Il metodo vince anche le difese contro gli attacchi di phishing tradizionali, come ad esempio il filtraggio web e gestione della reputazione, perché le vittime non avrebbero bisogno di comunicare con un server di attacco, sostiene Klevjer. E il metodo non è limitato agli attacchi phishing. Klevjer ha scritto una e-mail a Naked Security, nella quale spiega che il ricercatore di sicurezza norvegese Per Thorsheim ha sottolineato che un URI dati potrebbe contenere anche una applet Java (compromesso). A tal proposito vale la pena ricordare la pericolosa vulnerabilità Java zero-day scoperta questa settimana.

"Il problema è che ci sono poche difese contro questo tipo di phishing. Il Web Browser non si connette a qualsiasi risorsa esterna per visualizzare il phishing, a meno che le immagini sono incluse da siti remoti (che potrebbero anche essere incorporati). L'unico limite è la dimensione che il browser impone agli URL", ha spiegato Johannes Ullrich, ricercatore di SANS. Se vengono utilizzati short URL, per esempio, il contenuto dannoso si troverà all'interno di un collegamento. Ullrich fa notare, però, che gli aggressori avrebbero ancora bisogno di gestire una infrastruttura di backend per ricevere i dati rubati nell'attacco.

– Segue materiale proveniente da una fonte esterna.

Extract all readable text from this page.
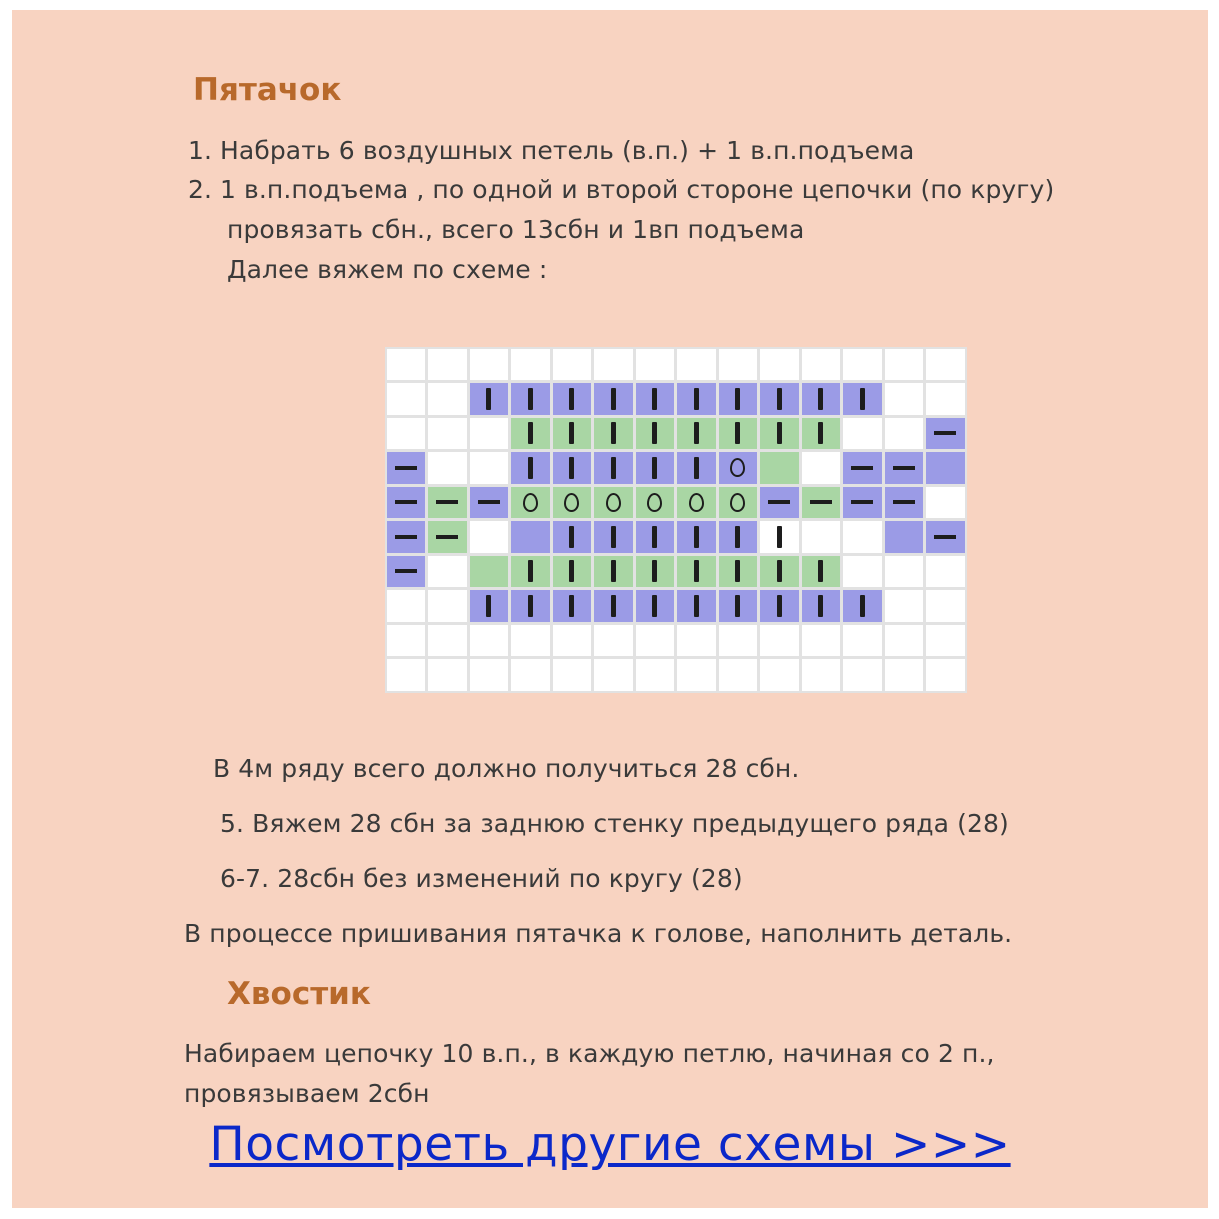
Пятачок
1. Набрать 6 воздушных петель (в.п.) + 1 в.п.подъема
2. 1 в.п.подъема , по одной и второй стороне цепочки (по кругу)
провязать сбн., всего 13сбн и 1вп подъема
Далее вяжем по схеме :
В 4м ряду всего должно получиться 28 сбн.
5. Вяжем 28 сбн за заднюю стенку предыдущего ряда (28)
6-7. 28сбн без изменений по кругу (28)
В процессе пришивания пятачка к голове, наполнить деталь.
Хвостик
Набираем цепочку 10 в.п., в каждую петлю, начиная со 2 п.,
провязываем 2сбн
Посмотреть другие схемы >>>
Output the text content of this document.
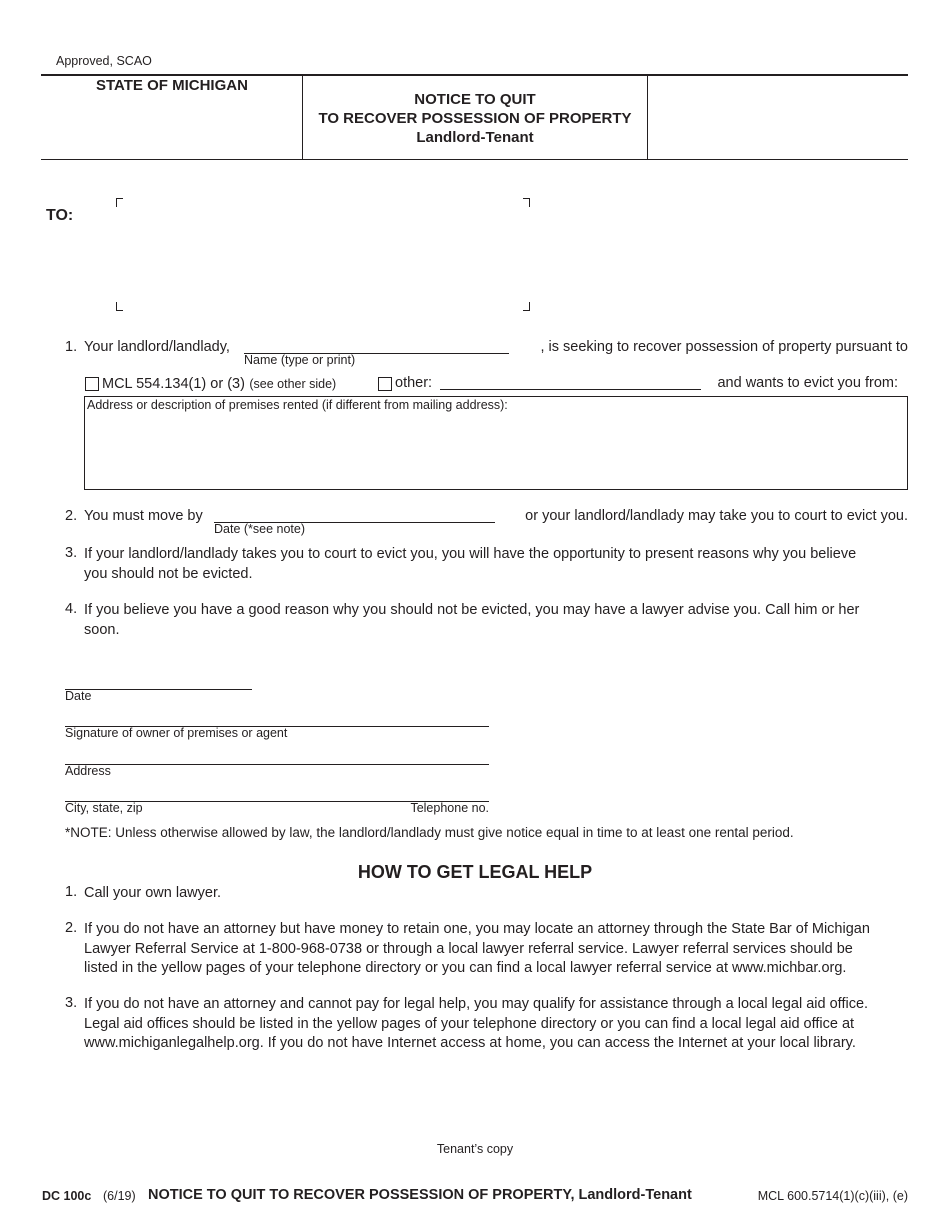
Approved, SCAO
STATE OF MICHIGAN
NOTICE TO QUIT
TO RECOVER POSSESSION OF PROPERTY
Landlord-Tenant
TO:
1. Your landlord/landlady,
Name (type or print)
, is seeking to recover possession of property pursuant to
MCL 554.134(1) or (3) (see other side)	other:	and wants to evict you from:
Address or description of premises rented (if different from mailing address):
2. You must move by
Date (*see note)
or your landlord/landlady may take you to court to evict you.
3. If your landlord/landlady takes you to court to evict you, you will have the opportunity to present reasons why you believe
you should not be evicted.
4. If you believe you have a good reason why you should not be evicted, you may have a lawyer advise you. Call him or her
soon.
Date
Signature of owner of premises or agent
Address
City, state, zip	Telephone no.
*NOTE: Unless otherwise allowed by law, the landlord/landlady must give notice equal in time to at least one rental period.
HOW TO GET LEGAL HELP
1. Call your own lawyer.
2. If you do not have an attorney but have money to retain one, you may locate an attorney through the State Bar of Michigan
Lawyer Referral Service at 1-800-968-0738 or through a local lawyer referral service. Lawyer referral services should be
listed in the yellow pages of your telephone directory or you can find a local lawyer referral service at www.michbar.org.
3. If you do not have an attorney and cannot pay for legal help, you may qualify for assistance through a local legal aid office.
Legal aid offices should be listed in the yellow pages of your telephone directory or you can find a local legal aid office at
www.michiganlegalhelp.org. If you do not have Internet access at home, you can access the Internet at your local library.
Tenant’s copy
DC 100c (6/19) NOTICE TO QUIT TO RECOVER POSSESSION OF PROPERTY, Landlord-Tenant	MCL 600.5714(1)(c)(iii), (e)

Tuttavia, egli dice che i pirati informatici sofisticati potrebbero anche sgattaiolare i dati rubati utilizzando un modulo per la richiesta DNS appositamente predisposto, che trasferirebbe le credenziali di accesso ad un sistema remoto. Prospettando un tentativo di phishing, sarà possibile inserire il modulo, ma ci sarà ancora bisogno di un server web per ricevere i dati. A meno che, naturalmente, sia  possibile exfiltrare questo DNS. Di seguito un piccolo proof of concept HTML / javascript per spiegare ciò.

"L'uso di URI per scopi dannosi non è una novità, ma è chiaro che la ricerca appena andrà avanti su questo argomento, i criminali informatici rivolgeranni la loro attenzione ad esso. Attualmente, alcuni browser web sono progettati per mitigare tali attacchi. Per esempio, Chrome reindirizza i blocchi per gli URL dei dati e versioni più recenti di Internet Explorer limitano la quantità di dati che possono essere confezionati. Tuttavia, Opera e Firefox  (recentemente aggiornato da Mozilla alla versione 15) li eseguono senza alcuna difficoltà.